Smominru Cryptominer Scrapes Credentials for Half-Million Machines

smominru cryptomining credential stealing

The adversaries have retooled with EternalBlue and credential theft to add a new “access mining” revenue stream.

A commodity cryptomining botnet campaign that has infected a half-million computers is now tapping a lucrative secondary moneymaking opportunity in selling access to victim machines, according to researchers.

An analysis of the known Smominru cryptomining campaign, which uses a modified version of XMRig to perform Monero mining, has uncovered an evolution in tools to include RATs, the Mimikatz credential-scraper and an EternalBlue exploit for propagation. This has all coalesced into a multistage campaign involving profiling and selling victim and network access, according to Carbon Black’s Threat Analysis Unit (CB TAU).

“[Our hypothesis is] that these systems were being profiled for the purpose of selling access to buyers interested in that type of machine, especially any machine that happens to be located within a particular company of interest,” CB TAU researchers said in their report, published Wednesday. “Furthermore, based on the evidence uncovered, this campaign has been actively underway for the past two years, infecting systems en masse and actively spreading by way of EternalBlue.”

The Smominru cryptomining malware has been enhanced with open-source reconnaissance and RAT capabilities, the researchers found. After establishing persistence on the target computer, the adversaries use PowerSploit’s PowerShell Mimikatz script to scrape information from lsass.exe and write it out to a raw text file. That’s sent to the command-and-control (C2) infrastructure.

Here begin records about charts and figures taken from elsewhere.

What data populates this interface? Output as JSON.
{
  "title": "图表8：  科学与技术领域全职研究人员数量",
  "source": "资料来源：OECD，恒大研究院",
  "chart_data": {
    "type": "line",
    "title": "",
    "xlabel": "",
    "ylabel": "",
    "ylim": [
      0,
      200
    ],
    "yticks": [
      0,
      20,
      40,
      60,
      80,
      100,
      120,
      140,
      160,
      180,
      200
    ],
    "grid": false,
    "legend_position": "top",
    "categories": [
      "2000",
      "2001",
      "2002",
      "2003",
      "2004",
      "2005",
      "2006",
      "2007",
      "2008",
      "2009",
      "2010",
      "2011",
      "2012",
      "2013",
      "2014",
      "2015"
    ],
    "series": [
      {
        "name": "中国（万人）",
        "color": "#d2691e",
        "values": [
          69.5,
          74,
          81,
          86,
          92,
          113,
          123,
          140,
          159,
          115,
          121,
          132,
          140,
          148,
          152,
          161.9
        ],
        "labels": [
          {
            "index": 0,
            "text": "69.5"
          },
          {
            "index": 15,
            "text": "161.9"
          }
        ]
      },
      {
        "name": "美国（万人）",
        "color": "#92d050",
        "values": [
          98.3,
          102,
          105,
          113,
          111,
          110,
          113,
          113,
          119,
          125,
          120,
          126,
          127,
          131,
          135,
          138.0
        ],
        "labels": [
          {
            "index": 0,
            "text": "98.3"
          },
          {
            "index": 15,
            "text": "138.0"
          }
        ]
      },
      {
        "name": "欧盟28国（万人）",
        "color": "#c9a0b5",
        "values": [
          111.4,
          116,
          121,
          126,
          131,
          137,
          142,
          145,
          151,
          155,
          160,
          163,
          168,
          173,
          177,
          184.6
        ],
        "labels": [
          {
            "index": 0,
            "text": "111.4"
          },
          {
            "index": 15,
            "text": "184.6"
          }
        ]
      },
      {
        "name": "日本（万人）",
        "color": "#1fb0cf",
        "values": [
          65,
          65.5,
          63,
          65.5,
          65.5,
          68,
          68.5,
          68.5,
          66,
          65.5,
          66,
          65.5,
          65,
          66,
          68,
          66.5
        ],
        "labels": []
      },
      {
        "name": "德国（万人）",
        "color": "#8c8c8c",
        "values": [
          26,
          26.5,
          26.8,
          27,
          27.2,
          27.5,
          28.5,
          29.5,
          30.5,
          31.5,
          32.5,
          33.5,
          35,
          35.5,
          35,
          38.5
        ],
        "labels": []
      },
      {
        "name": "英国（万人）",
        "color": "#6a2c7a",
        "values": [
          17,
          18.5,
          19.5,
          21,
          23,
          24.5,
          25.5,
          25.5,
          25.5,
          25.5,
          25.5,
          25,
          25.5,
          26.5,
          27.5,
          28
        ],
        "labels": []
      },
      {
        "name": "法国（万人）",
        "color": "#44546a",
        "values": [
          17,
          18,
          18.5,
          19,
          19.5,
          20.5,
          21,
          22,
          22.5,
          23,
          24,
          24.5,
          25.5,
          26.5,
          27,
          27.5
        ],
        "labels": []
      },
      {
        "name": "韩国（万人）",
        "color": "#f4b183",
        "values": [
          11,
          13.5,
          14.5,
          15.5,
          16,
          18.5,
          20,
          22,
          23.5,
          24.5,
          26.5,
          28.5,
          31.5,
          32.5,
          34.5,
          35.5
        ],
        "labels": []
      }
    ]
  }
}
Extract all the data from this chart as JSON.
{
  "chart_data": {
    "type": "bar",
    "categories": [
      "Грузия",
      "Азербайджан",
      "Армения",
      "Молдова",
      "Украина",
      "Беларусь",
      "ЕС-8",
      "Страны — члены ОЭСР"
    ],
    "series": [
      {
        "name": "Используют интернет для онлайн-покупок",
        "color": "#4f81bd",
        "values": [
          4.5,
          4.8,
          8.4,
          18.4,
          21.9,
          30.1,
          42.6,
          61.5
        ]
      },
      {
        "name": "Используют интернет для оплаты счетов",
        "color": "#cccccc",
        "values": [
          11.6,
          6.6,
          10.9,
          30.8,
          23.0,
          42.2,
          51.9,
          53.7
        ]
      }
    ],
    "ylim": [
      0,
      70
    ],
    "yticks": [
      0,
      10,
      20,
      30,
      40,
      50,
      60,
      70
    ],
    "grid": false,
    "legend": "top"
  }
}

The EternalBlue exploit (made famous in the WannaCry campaign and now publicly available) is leveraged to automate the pivoting from one system to the next within a domain environment.

Researchers found that Smominru’s C2 infrastructure is mainly comprised of compromised IIS v7.5 servers that they use to host toolsets and collect stolen data (including external IP addresses, internal IP addresses, domain information, usernames and passwords).

Taken all together, “it is highly plausible that they have established a separate revenue stream based on selling remote access in darknet marketplaces,” the researchers wrote, adding that they have indeed found Dark Web listings for access to machines, with probable links back to the campaign.

“Once a transaction is completed in an access marketplace, system credentials and/or remote access (via RAT, RDP, etc.) are provided on a members-only Dark Web marketplace,” according to the report. “Depending on the system, domain, performance, etc., the systems are ranked and sold at various price ranges, based on perceived value. This opens up a path for potentially purchasing access into a target organization, leveraging the system for large-scale attacks such as DDoS, or island hopping into another organization by proxy.”

The financial rewards that come from the retooling are compelling. The analysis indicated that the value of Monero at the time of writing was hovering around $90 per coin – if the attackers mine at their average pace of 8,900 Monero per six months, then they stand to make $1.6 million annually. As for the system access profit stream, if they can sell half of the 500,000 systems they have infected over the last year year at the going Dark Web rate of $6.75 each, that translates into around $1.69 million – for a total annual revenue of $3.29 million.

The addition of what CB TAU calls “access mining” to the existing cryptomining campaign is likely an effort at diversification to shore up profits in the event of a Monero currency value dip (which happened late last year) or the sinkholing of part of Smominru’s infrastructure (which occurred in January 2018).

“This link between cryptomining and obtaining system access…illustrates how the economics of cyberattacks are often subject to the same market fluctuations we see in legal economies and how constant innovation is required for survival among the market’s participants, whether legal or otherwise,” according to the report.

Victims have been predominantly located in Asia Pacific, but the reach extends globally. The total number impacted is estimated to be well over 500,000 machines. As for attribution, CB TAU said that evidence points to the threat actor originating in Russia or Eastern Europe, using components also previously seen in Chinese malware and modified open-source/off-the-shelf tools.